The democratisation of energy gives rise to a new “Distributed Social Vision” in the 21st century that will change our economic, political and cultural institutions as dramatically as the Enlightenment vision that accompanied the first Industrial Revolution two centuries ago.’

The scale of this green industrial revolution, and the innovation that is driving it, represent the investment opportunity of a lifetime. The next wave of billionaire success stories will be made up of green technology entrepreneurs, green service providers, renewable energy developers and project financiers.

That’s why I am devoting my career to this. WHEB Venture Partners, which I created with two colleagues in 2003, now manages two venture capital funds (totalling £130 million) that focus on the clean technology theme.
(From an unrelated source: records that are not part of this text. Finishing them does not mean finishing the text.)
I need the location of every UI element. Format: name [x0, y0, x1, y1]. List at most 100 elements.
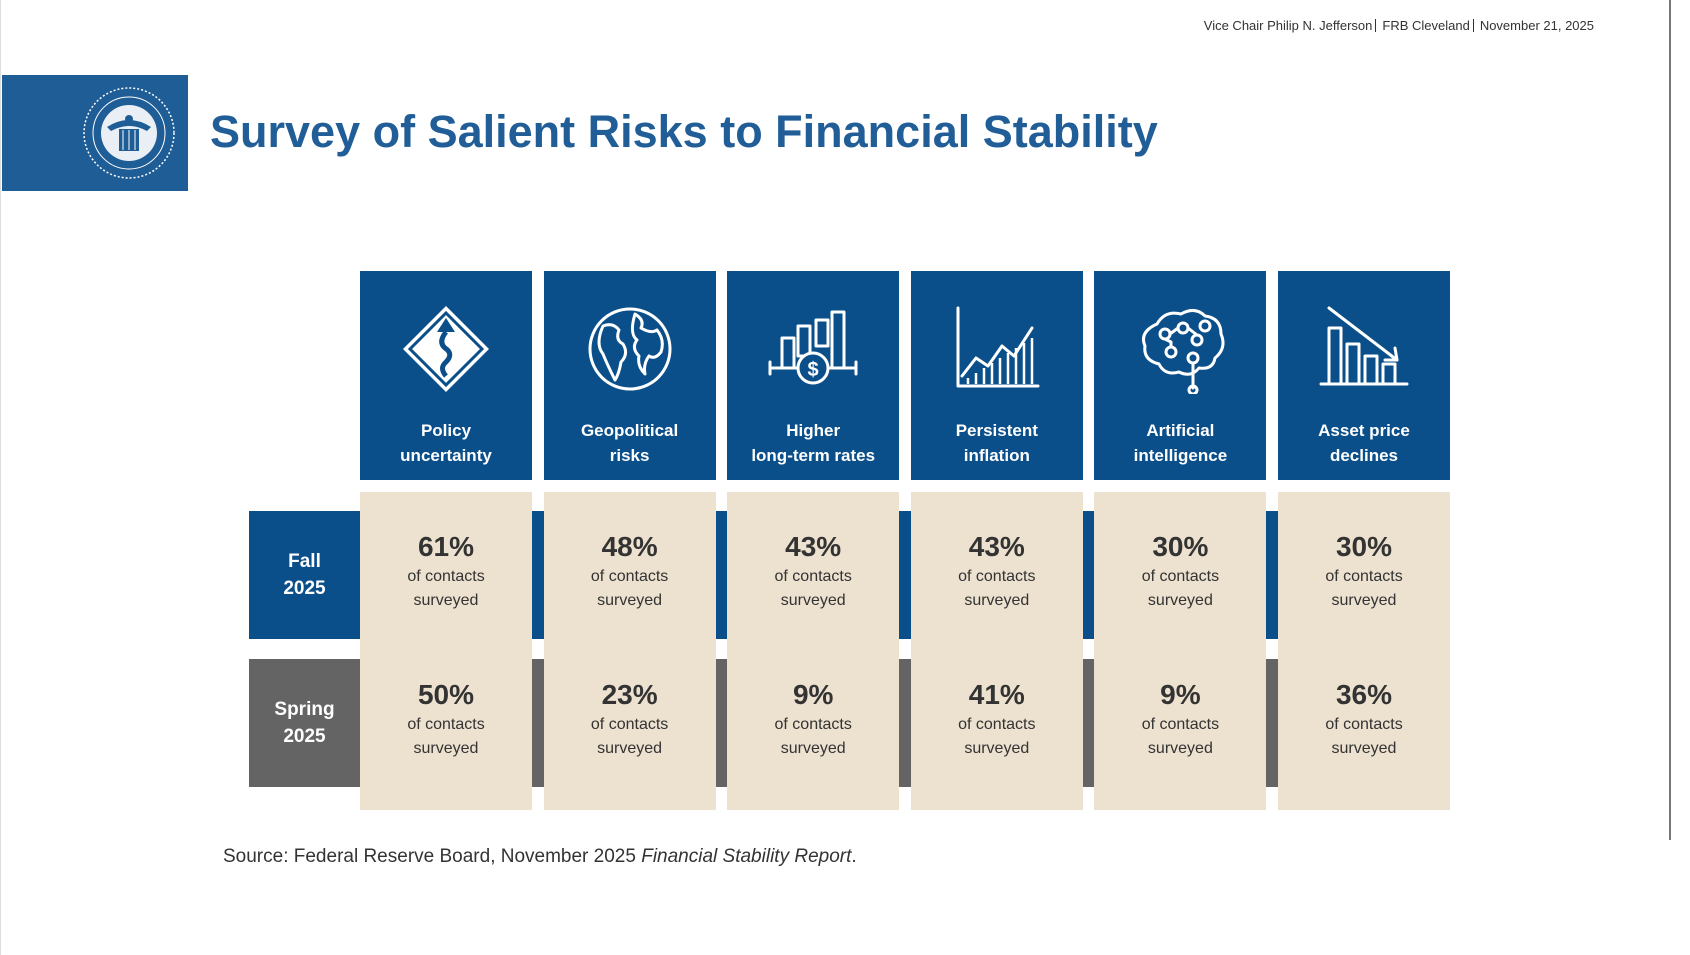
row-label-line: 2025	[283, 726, 326, 747]
row-strip	[899, 511, 911, 639]
risk-label: risks	[609, 446, 650, 465]
row-strip	[1082, 659, 1095, 787]
percent-value: 50%	[417, 679, 475, 710]
value-cell: 9% of contacts surveyed	[727, 659, 899, 787]
value-cell: 41% of contacts surveyed	[911, 659, 1083, 787]
percent-value: 9%	[792, 679, 834, 710]
percent-value: 41%	[968, 679, 1025, 710]
separator	[1472, 19, 1474, 32]
seal	[83, 87, 175, 179]
row-strip	[1266, 659, 1278, 787]
risk-label: Policy	[420, 421, 472, 440]
value-note: of contacts	[958, 568, 1036, 585]
value-note: surveyed	[413, 740, 479, 757]
percent-value: 48%	[601, 531, 658, 562]
row-label-line: Fall	[288, 551, 321, 572]
risk-label: long-term rates	[751, 446, 876, 465]
row-strip	[532, 659, 544, 787]
risk-header: Asset price declines	[1278, 271, 1450, 480]
risk-label: declines	[1329, 446, 1399, 465]
percent-value: 23%	[601, 679, 658, 710]
risk-label: Geopolitical	[580, 421, 679, 440]
cell-background	[360, 492, 532, 810]
risk-header: Artificial intelligence	[1094, 271, 1267, 480]
value-note: surveyed	[1147, 592, 1213, 609]
percent-value: 30%	[1152, 531, 1209, 562]
value-cell: 48% of contacts surveyed	[544, 511, 716, 639]
cell-background	[727, 492, 900, 810]
value-note: surveyed	[597, 740, 663, 757]
risk-label: Persistent	[955, 421, 1038, 440]
row-strip	[899, 659, 911, 787]
risk-label: uncertainty	[400, 446, 492, 465]
row-strip	[1082, 511, 1095, 639]
row-label: Spring 2025	[249, 659, 360, 787]
value-cell: 9% of contacts surveyed	[1094, 659, 1266, 787]
byline-item: FRB Cleveland	[1382, 18, 1470, 33]
risk-icon	[588, 307, 672, 391]
risk-header: Policy uncertainty	[360, 271, 532, 480]
value-note: surveyed	[964, 592, 1030, 609]
risk-label: inflation	[963, 446, 1030, 465]
value-note: of contacts	[590, 716, 669, 733]
risk-icon: $	[768, 310, 858, 385]
risk-label: Artificial	[1146, 421, 1215, 440]
row-strip	[532, 511, 544, 639]
percent-value: 30%	[1335, 531, 1393, 562]
byline-item: Vice Chair Philip N. Jefferson	[1203, 18, 1373, 33]
value-cell: 43% of contacts surveyed	[911, 511, 1083, 639]
percent-value: 9%	[1160, 679, 1201, 710]
logo	[2, 75, 188, 191]
value-note: surveyed	[413, 592, 479, 609]
value-note: of contacts	[958, 716, 1036, 733]
value-cell: 30% of contacts surveyed	[1278, 511, 1450, 639]
value-note: of contacts	[1325, 568, 1403, 585]
risk-icon	[1142, 309, 1225, 394]
value-note: of contacts	[407, 568, 485, 585]
risk-label: Asset price	[1318, 421, 1410, 440]
cell-background	[1094, 492, 1267, 810]
value-note: surveyed	[597, 592, 663, 609]
value-cell: 61% of contacts surveyed	[360, 511, 532, 639]
risk-icon	[956, 306, 1040, 388]
row-label: Fall 2025	[249, 511, 360, 639]
source-title: Financial Stability Report	[641, 846, 852, 867]
value-note: surveyed	[1147, 740, 1213, 757]
risk-label: Higher	[786, 421, 841, 440]
value-note: of contacts	[1141, 716, 1220, 733]
source-text: Source: Federal Reserve Board, November …	[223, 846, 642, 867]
value-note: of contacts	[774, 568, 852, 585]
byline-item: November 21, 2025	[1479, 18, 1594, 33]
source: Source: Federal Reserve Board, November …	[223, 846, 857, 868]
percent-value: 43%	[785, 531, 842, 562]
value-note: surveyed	[964, 740, 1030, 757]
row-label-line: Spring	[274, 699, 335, 720]
border	[0, 0, 1, 955]
value-note: of contacts	[407, 716, 485, 733]
percent-value: 43%	[968, 531, 1025, 562]
row-strip	[1266, 511, 1278, 639]
value-cell: 36% of contacts surveyed	[1278, 659, 1450, 787]
risk-label: intelligence	[1133, 446, 1228, 465]
value-cell: 30% of contacts surveyed	[1094, 511, 1266, 639]
risk-header: Persistent inflation	[910, 271, 1083, 480]
right-rule	[1669, 0, 1671, 840]
value-note: surveyed	[780, 592, 846, 609]
row-label-line: 2025	[283, 578, 326, 599]
value-cell: 23% of contacts surveyed	[544, 659, 716, 787]
value-note: of contacts	[1141, 568, 1220, 585]
risk-header: $ Higher long-term rates	[727, 271, 900, 480]
source-text: .	[851, 846, 857, 867]
risk-icon	[1319, 306, 1409, 386]
value-cell: 50% of contacts surveyed	[360, 659, 532, 787]
cell-background	[910, 492, 1083, 810]
value-note: of contacts	[774, 716, 852, 733]
cell-background	[543, 492, 716, 810]
value-note: surveyed	[780, 740, 846, 757]
value-note: of contacts	[590, 568, 669, 585]
byline: Vice Chair Philip N. Jefferson FRB Cleve…	[1204, 18, 1594, 33]
cell-background	[1278, 492, 1450, 810]
value-cell: 43% of contacts surveyed	[727, 511, 899, 639]
title: Survey of Salient Risks to Financial Sta…	[210, 106, 1158, 157]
So far we have provided growth capital to fourteen emerging and fast-growing businesses, including businesses that provide advanced home-smart energy meters, the first economically viable waste rubber recycling process, environmentally benign alternatives to agricultural pesticides, soil moisture sensors and ‘smart irrigation’ software and so on.

We have since created WHEB Infrastructure Partners, which provides capital to renewable energy project developers across Europe, and WHEB Asset Management, which manages a successful long-only equities fund focused on those large, established, publicly quoted global businesses that stand to benefit directly from this mega theme, such as solar-module or wind-turbine manufacturers, water infrastructure specialists or the hi-tech businesses involved in developing a smart grid. This latter fund has daily liquidity and is accessible to investors of all sizes.